Même si DdR n’a jamais utilisé les termes de subsidiarité, de gouvernance, de proportionnalité, de proximité…. devenus d’usage presque courant même en dehors des enceintes des institutions européennes à Strasbourg comme à Bruxelles, tous ses écrits confirment que sa pensée, sans utiliser ces termes, en développait l’esprit. Je citerai, par exemple :

« J’aime tant l’Etat que j’en veux à chaque étage » ;

il s’agit donc bien pour lui de redistribuer structures et compétences, même s’il ajoutait parfois « moins d’Etat, plus d’Europe ».

Quant à la citoyenneté régionale, nationale, européenne, DdR ne manquait pas une occasion de rappeler qu’il était d’abord « citoyen européen », ce qui, lorsque je le ramenais en voiture le soir à sa maison, de l’autre côté de la frontière, ne manquait pas d’exciter les douaniers français, lorsqu’il avait oublié ses papiers d’identité. Et lorsqu’il faisait appel, dans son vécu quotidien, à la société civile et aux O.N.G. c’était également au nom de la citoyenneté.

Et le partenariat (terme qui ne figure pas non plus dans ses écrits) il l’avait inscrit dans son éthique du fédéralisme – le fédéralisme coopératif ou contractuel – qui supposait, déjà même au niveau de tout groupe, à fortiori pour des collectivités régionales, nationales et européennes, que chaque personne, individuelle ou collective, libre, autonome et responsable pouvait passer contrat.
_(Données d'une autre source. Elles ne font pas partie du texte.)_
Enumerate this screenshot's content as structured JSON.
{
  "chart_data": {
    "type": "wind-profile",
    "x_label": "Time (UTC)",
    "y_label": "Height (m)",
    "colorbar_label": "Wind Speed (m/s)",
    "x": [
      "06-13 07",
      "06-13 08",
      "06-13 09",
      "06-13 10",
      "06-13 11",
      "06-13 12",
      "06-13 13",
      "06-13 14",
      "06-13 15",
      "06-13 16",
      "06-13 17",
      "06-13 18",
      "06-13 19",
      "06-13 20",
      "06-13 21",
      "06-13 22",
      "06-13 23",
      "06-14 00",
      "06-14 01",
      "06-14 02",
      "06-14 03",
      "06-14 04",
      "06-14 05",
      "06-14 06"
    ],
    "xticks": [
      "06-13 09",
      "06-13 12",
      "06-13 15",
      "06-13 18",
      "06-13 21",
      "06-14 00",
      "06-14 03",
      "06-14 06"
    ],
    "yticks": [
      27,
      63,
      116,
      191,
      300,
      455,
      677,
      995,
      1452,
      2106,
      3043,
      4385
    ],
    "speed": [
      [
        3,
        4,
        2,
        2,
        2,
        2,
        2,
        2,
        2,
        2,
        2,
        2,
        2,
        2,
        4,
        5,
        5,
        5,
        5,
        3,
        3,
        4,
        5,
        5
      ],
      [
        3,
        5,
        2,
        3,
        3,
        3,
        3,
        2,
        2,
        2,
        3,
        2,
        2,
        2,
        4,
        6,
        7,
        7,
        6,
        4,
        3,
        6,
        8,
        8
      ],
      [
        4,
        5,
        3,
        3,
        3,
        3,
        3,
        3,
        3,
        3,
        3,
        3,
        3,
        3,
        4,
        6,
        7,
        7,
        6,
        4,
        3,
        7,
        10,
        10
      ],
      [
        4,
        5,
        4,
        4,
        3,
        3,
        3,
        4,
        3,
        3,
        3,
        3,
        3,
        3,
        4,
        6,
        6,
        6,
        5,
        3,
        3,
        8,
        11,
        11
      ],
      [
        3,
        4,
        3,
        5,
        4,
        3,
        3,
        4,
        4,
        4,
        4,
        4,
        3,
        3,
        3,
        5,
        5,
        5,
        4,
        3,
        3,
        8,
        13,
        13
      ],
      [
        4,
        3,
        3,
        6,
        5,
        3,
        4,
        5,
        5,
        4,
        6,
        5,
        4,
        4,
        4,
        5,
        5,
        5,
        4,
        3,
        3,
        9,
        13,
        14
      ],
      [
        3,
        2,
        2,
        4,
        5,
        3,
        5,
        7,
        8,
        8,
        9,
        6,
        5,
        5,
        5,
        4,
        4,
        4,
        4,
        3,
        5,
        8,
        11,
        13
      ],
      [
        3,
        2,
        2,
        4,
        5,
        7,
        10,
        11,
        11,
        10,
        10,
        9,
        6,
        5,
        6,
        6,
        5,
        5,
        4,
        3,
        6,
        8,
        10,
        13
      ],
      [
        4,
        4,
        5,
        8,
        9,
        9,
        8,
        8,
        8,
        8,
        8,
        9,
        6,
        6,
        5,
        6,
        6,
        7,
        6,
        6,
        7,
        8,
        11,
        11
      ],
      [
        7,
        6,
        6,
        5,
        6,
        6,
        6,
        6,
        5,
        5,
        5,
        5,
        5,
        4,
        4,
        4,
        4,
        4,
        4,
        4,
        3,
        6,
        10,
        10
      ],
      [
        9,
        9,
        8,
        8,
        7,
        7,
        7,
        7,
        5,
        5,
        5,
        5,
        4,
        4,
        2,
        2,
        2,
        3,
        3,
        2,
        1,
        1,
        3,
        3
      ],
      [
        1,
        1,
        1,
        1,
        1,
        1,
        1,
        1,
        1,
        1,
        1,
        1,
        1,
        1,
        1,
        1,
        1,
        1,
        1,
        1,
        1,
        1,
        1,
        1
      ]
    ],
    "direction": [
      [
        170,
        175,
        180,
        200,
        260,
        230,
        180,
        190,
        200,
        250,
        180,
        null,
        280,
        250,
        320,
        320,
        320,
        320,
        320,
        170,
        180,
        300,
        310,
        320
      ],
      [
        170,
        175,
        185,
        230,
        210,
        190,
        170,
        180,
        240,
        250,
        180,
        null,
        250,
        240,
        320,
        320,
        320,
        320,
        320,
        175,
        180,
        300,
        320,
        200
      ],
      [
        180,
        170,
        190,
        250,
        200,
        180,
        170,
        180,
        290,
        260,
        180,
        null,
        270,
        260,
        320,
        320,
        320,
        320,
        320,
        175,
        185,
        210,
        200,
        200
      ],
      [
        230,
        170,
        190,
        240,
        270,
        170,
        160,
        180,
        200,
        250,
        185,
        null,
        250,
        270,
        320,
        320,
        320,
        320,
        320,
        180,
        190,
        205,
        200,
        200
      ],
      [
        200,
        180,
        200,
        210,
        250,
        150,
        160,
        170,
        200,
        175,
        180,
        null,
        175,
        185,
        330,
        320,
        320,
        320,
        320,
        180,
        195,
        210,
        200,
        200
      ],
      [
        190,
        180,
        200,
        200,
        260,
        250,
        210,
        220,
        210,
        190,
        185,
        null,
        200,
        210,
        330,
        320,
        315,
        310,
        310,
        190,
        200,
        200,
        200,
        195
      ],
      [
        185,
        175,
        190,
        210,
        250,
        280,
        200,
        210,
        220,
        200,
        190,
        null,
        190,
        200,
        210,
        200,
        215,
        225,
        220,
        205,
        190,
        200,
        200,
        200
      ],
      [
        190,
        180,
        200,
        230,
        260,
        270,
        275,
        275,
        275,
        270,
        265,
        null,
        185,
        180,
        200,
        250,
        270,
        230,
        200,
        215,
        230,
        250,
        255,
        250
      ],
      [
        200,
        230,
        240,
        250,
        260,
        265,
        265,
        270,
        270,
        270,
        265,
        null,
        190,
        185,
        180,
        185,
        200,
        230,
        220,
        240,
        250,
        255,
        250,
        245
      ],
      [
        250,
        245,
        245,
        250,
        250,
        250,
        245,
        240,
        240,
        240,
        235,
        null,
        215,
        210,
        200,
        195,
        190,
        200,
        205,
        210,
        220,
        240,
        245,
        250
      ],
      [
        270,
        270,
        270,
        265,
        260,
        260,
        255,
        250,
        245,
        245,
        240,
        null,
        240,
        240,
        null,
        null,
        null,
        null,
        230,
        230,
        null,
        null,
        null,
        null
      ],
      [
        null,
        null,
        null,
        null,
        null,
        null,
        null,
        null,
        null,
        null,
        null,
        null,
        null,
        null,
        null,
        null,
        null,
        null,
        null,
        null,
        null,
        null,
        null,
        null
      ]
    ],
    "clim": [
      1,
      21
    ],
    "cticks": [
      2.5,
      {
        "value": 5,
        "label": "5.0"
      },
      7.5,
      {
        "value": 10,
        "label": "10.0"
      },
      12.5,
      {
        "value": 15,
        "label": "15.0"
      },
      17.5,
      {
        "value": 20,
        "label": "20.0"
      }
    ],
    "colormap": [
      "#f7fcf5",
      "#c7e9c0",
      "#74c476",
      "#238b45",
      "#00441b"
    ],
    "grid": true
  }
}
Ce partenariat, vertical et/ou horizontal, était à la base même de son objectif d’une Europe fédérée, d’un Etat fédéral européen « un et divers ».

Chambre des Régions à Strasbourg, Comité des Régions à Bruxelles, créés respectivement en mai et mars 1994 peuvent donc s’atteler, chacun selon ses compétences et moyens, à ce que les régions deviennent de plus en plus les pierres angulaires d’une Europe fédérale déjà en émergence; c’est bien là le système qui conviendrait le mieux à la diversité des pays et régions en Europe.